Q9. How can the authors extend the proposed method to other applications?
the proposed method can be extended to saliency detection in dynamic videos and many other applications such as image retrieval, image categorization, and image collection visualization.
Q10. What is the proposed method for calculating residual of SDAE?
the proposed work casted separation of salient objects from the background as a problem of calculating reconstruction residual of SDAE.
Q11. What is the effect of the sparsity constraint on the detection of the background regions?

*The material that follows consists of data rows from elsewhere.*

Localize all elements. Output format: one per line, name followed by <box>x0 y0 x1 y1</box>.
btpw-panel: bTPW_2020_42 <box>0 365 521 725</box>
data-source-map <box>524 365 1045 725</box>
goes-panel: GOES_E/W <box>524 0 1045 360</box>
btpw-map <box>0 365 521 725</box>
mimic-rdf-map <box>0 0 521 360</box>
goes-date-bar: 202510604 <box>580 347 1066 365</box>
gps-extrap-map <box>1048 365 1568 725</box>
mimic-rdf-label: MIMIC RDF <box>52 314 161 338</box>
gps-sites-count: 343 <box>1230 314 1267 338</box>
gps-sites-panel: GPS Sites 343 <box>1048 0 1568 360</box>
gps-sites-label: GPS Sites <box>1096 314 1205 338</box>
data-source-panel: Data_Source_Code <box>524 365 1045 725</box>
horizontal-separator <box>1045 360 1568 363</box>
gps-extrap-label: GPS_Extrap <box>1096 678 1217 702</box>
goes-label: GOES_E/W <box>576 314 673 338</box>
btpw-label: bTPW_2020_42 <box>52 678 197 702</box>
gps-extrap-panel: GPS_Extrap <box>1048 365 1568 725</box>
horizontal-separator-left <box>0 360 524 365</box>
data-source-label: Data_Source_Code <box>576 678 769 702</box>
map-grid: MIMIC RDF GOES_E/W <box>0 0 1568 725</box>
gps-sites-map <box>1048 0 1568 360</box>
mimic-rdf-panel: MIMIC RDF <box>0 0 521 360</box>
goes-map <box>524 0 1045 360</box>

if the sparsity constraint is set too big, it normally leads to less stable and discontinuous detection results (as shown in the forth column of Fig. 7).
Q12. What is the description of the salient object detection framework?
To their best knowledge, this dataset is one of the largest test sets for salient object detection whose ground truth is in the form of manually labeled accurate object contours instead of rough bounding boxes.
Q13. What is the effect of the proposed method on the saliency map?
The subjective evaluations by comparing with the ground truth suggest that the proposed method can yield saliency maps correctly and robustly in all three datasets.
Q14. What is the method for achieving the highest weighted recall value?
From Fig. 15, it is observed that the proposed approach can achieve the highest weighted F-measure also shows that the weighted recall values of most of the state-of-the-art are less than 0.6 whereas the proposed approach can achieve the highest weighted recall value that is around 0.64, which indicates the proposed method tends t the entire salient objects.
Q15. What is the weighted f-measure for the foreground?
As defined in [51], the matrix A captures the dependency between foreground pixels based on the Euclidean distance and the matrix Β assigns importance weights to false detections according to their distance from theforeground.